Jika memang pada putusan nantinya MK mengabulkan sistem Pemilu dengan proporsional tertutup, maka kata dia, sistem Pemilu di Indonesia akan kembali ke masa orde baru (Orba). "Maka, kita kembali ke sistem Pemilu Orba: otoritarian dan koruptif," kata Denny.
Dalam unggahannya itu juga, Denny menyampaikan kondisi politik tanah air saat ini.
Salah satunya yakni perihal penegakan hukum di Indonesia yang didasari pada putusan MK terkait masa jabatan pimpinan KPK.
"KPK dikuasai, pimpinan cenderung bermasalah yang dihadiahi gratifikasi perpanjangan jabatan 1 tahun," kata Denny.
"PK Kepala Staf Kepresidenan Moeldoko, atas Partai Demokrat, diduga ditukarguling dengan kasus korupsi mafia peradilan di MA. Jika Demokrat berhasil "dicopet", istilah Gus Romi PPP, maka pencapresan Anies Baswedan hampir pasti gagal," sambungnya.

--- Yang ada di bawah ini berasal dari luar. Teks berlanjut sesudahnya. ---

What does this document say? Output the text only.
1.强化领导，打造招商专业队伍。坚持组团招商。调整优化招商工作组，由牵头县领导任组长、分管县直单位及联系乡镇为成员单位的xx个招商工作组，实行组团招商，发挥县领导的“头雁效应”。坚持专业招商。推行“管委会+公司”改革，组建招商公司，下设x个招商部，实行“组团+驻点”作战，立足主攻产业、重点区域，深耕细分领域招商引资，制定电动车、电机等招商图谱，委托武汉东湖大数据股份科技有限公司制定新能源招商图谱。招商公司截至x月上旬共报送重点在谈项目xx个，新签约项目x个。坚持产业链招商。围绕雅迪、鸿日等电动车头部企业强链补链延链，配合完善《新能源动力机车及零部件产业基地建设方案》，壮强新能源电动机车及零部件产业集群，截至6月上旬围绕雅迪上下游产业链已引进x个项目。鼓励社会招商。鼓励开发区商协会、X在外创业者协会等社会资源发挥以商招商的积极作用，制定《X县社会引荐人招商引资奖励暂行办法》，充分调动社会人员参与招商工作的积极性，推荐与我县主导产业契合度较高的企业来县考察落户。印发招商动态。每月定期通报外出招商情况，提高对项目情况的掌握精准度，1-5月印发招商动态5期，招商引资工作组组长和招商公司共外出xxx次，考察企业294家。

"Masihkah ada harapan? Yang pasti terus ikhtiar berjuang, sambil menanti kemukjizatan. Salam integritas!" tutup Denny.
Diberitakan sebelumnya, MK resmi telah rampung menggelar sidang Uji Materiil UU Nomor 7 Tahun 2017 tentang Pemilu sistem proporsional terbuka pada Selasa (23/5).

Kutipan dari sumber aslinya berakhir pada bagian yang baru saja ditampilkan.